If we wanted the Tropical Calendar to be a "Global Warming Calendar" we might adjust the number of days in each month to better fit the orbital motion of the Earth. We could make the length of each month correspond to a change of 30° relative to the Vernal Equinox. We would want the year to start in mid winter so the year would have to begin at the Winter Solstice or perhaps the next day.
Each of the months above fit this pattern with a Solstice or Equinox separating a block of three months. We could add the leap day at the end of the year where it was at one time or perhaps add it just before the Vernal Equinox to mark its significance as the date which we use to synchronize the calendar with the tropical year.

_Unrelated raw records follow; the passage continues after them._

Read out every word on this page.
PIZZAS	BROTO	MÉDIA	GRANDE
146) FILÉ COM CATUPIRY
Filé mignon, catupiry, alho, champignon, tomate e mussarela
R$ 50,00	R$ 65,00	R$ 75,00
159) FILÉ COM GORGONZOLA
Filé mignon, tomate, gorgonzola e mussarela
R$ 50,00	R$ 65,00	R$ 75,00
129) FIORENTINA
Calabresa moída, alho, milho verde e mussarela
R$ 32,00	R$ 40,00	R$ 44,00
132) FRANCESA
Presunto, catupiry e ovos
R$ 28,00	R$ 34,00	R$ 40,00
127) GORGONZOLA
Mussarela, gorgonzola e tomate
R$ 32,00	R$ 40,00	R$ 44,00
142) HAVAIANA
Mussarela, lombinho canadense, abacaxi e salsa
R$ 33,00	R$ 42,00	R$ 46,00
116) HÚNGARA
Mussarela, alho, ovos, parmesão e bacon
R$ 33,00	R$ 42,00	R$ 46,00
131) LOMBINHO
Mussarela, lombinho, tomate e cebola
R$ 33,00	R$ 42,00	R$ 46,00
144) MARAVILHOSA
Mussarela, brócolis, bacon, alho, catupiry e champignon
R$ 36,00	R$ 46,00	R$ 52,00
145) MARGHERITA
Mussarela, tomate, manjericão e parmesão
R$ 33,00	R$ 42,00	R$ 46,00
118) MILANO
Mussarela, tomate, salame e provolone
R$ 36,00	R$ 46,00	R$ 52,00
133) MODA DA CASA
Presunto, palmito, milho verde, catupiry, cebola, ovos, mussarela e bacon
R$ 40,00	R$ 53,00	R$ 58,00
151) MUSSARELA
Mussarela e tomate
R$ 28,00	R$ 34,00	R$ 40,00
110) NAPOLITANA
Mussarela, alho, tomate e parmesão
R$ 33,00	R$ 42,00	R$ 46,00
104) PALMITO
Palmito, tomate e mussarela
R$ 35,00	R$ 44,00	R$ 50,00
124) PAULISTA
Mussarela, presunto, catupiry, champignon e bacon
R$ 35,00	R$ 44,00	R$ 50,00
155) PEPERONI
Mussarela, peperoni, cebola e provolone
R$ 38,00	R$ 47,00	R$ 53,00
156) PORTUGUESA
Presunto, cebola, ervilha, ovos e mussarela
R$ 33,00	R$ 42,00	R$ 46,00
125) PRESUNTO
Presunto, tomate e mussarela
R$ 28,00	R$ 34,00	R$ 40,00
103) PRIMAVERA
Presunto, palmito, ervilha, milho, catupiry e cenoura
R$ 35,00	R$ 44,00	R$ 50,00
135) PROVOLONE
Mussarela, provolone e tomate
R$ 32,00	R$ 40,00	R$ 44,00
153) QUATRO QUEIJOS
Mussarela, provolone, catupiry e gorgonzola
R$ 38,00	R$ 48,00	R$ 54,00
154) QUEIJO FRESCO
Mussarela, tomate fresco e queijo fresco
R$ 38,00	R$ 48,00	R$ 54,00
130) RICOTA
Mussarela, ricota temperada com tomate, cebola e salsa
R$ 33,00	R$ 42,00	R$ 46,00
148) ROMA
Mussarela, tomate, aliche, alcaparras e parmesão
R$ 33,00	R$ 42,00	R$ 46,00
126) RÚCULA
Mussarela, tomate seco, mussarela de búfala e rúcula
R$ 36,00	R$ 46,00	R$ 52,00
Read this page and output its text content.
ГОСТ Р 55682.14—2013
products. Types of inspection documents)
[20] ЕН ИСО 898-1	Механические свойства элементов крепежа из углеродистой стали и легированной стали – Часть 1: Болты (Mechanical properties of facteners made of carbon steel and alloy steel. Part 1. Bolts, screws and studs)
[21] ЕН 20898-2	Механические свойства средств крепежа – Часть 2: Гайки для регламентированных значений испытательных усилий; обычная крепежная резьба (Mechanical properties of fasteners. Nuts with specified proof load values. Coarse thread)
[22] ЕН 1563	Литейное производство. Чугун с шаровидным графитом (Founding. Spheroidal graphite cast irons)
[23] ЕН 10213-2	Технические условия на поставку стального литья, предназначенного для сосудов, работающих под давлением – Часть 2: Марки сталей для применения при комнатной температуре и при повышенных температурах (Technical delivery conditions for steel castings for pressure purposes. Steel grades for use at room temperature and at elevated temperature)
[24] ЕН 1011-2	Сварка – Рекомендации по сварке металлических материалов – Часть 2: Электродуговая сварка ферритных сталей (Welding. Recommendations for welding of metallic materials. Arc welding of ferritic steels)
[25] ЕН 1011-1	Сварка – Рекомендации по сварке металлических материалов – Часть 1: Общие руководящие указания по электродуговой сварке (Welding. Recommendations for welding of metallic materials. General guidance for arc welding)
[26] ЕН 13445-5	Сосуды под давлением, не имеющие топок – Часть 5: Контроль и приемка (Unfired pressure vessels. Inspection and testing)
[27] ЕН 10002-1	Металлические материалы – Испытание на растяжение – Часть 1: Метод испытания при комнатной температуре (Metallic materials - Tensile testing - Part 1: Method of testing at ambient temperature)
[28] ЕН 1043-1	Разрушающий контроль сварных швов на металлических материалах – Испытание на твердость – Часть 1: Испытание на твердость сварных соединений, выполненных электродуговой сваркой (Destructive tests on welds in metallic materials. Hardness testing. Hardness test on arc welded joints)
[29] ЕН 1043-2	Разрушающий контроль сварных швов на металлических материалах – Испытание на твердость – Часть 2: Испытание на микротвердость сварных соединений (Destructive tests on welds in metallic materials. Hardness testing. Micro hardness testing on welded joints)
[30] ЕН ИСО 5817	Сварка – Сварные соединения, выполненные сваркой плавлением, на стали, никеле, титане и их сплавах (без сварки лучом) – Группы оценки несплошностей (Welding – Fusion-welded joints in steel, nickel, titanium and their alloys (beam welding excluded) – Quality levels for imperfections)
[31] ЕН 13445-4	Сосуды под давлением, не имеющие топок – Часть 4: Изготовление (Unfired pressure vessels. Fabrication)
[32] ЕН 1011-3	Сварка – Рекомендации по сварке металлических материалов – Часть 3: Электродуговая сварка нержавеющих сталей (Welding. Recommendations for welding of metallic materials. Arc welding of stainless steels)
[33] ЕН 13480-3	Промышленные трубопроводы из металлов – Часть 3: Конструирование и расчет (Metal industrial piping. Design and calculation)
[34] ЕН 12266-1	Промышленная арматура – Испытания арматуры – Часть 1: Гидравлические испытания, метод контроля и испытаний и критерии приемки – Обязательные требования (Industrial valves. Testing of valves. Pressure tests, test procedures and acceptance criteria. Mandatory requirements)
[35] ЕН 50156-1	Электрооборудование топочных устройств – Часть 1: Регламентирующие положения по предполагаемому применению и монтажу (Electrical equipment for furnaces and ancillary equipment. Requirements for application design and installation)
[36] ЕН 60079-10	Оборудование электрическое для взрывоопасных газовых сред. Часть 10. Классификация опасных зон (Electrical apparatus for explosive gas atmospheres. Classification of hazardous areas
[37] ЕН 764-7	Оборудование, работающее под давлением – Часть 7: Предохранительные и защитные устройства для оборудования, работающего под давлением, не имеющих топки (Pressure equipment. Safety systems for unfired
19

As the date of perihelion moves about in the year during the apsidal precession cycle periodic "calendar reforms" would be necessary to correct the lengths of the months to maintain the pattern of 30° monthly steps. It might be practical to do this every 1/12th of the 20,934 tropical year apsidal cycle which is about 1744 tropical years*. Leaving the calendar design somewhat open ended would allow changes to be made as our understanding of these changes increases and keep the calendar from becoming something rigidly preordained.
Supplemental: Basing the lengths of the months on the Earth's orbital motion was intended to focus attention of the Earth's heat balance and changes over time. There is a seasonal lag so temperatures do not exactly match the "seasons" but the highs and lows are delayed somewhat.
*Supplemental: Perihelion moves about 8.8° in 512 tropical years and 2.2° in 128 years. 512 years might be a little long to keep the system accurate and there is the problem of keeping people's interest in updating the calendar over that long a span of time. 128 years is more convenient because it could be done when the leap year is skipped but rearranging the calendar that often is a problem for historians.